Because these apps run in containers, they don't affect other apps running on the same server, which is critical when you're running apps for completely different organizations on the same hardware.
This is critically important to cloud providers as they strive to optimize the use of their hardware while having to maintain complete isolation of hosted applications.
Kubernetes allows you to run your software applications on thousands of computer nodes as if all those nodes were one huge computer.
It abstracts the underlying infrastructure and, in doing so, simplifies development, deployment, and management for development and operations teams.
Deploying applications through Kubernetes is always the same whether your cluster contains just a few nodes or thousands of them.
The cluster size makes no difference. The additional cluster nodes simply represent an additional amount of resources available to deployed applications.
The system is composed of a master node and any number of worker nodes. When the developer submits a list of applications to the master, Kubernetes deploys them to the cluster of worker nodes. The node on which a component lands does not (and should not) matter, neither to the developer nor to the system administrator.
The developer can specify that certain applications should run together and Kubernetes will deploy them to the same worker node.
Others will be distributed across the cluster, but they can talk to each other the same regardless of where they are deployed.
UNDERSTANDING THE ARCHITECTURE OF A KUBERNETES CLUSTER
At the hardware level, a Kubernetes cluster is made up of many Nodes, which can be divided into two types:
The master Node: which hosts the Kubernetes control plane which controls and manages the entire Kubernetes system
Worker Nodes: which run the actual applications you deploy
THE CONTROL PLANE
The control plane is what controls the cluster and makes it work. It consists of multiple components that can run on a single master node or be distributed across multiple nodes and replicated to ensure high availability.
The Kubernetes API Server, which you and the other Control Plane components communicate with.
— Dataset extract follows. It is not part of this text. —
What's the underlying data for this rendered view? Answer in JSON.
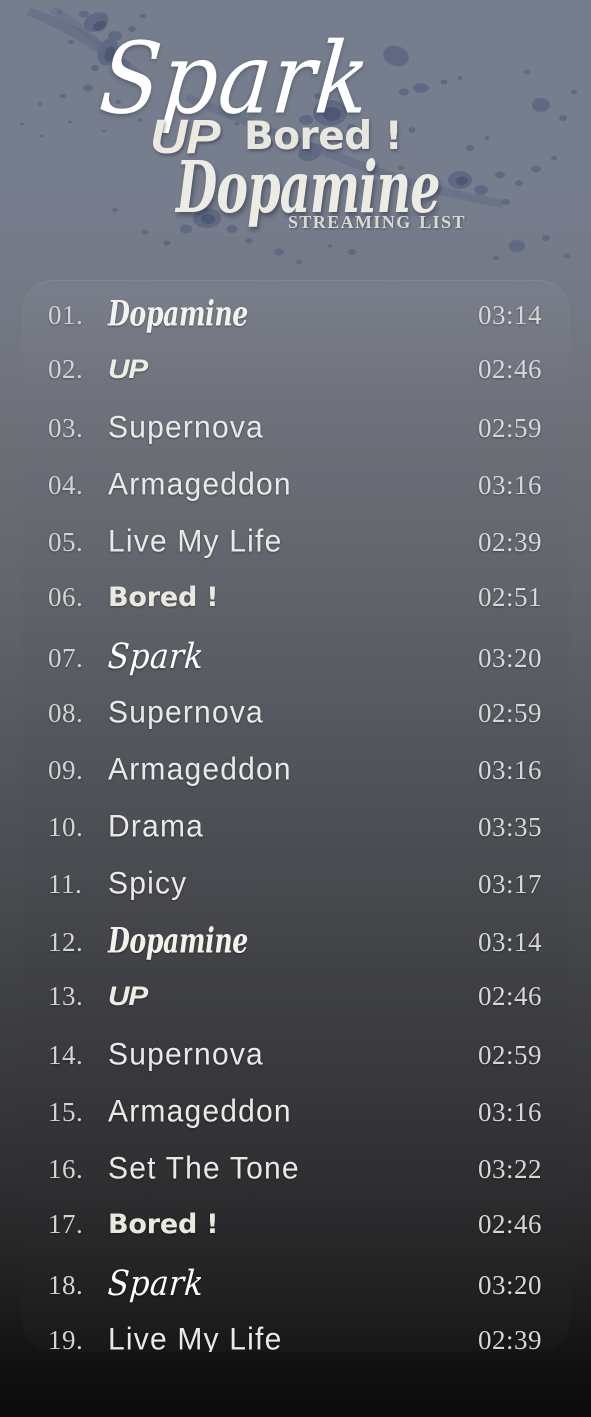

The Scheduler, which schedules your apps (assigns a worker node to each deployable component of your application)
The Controller Manager, which performs cluster-level functions, such as replicating components, keeping track of worker nodes, handling node failures, and so on
etcd, a reliable distributed data store that persistently stores the cluster configuration.
Control plane components maintain and control cluster state, but they do not run your applications. This is done by Worker Nodes.
THE NODES
- Worker Nodes are the machines that run your containerized applications. The task of running, monitoring and providing services to your applications is performed by the following components:
Docker, rkt, or another container runtime, which runs your containers
The Kubelet, which talks to the API server and manages containers on its node
The Kubernetes Service Proxy (kube-proxy), which load-balances network traffic between application components
RUN AN APPLICATION IN KUBERNETES
To run an application in Kubernetes, you must first bundle it into one or more container images, push those images to an image registry, and then publish a description of your application to the Kubernetes API server.
The description includes information such as the container image or images that contain your application's components, how these components relate to each other, and which should be run collocated (together on the same node) and those who are not.
For each component, you can also specify the number of copies (or replicas) you want to run. Additionally, the description also indicates which of these components provide service to internal or external clients and should be exposed through a unique IP address and made discoverable by the other components.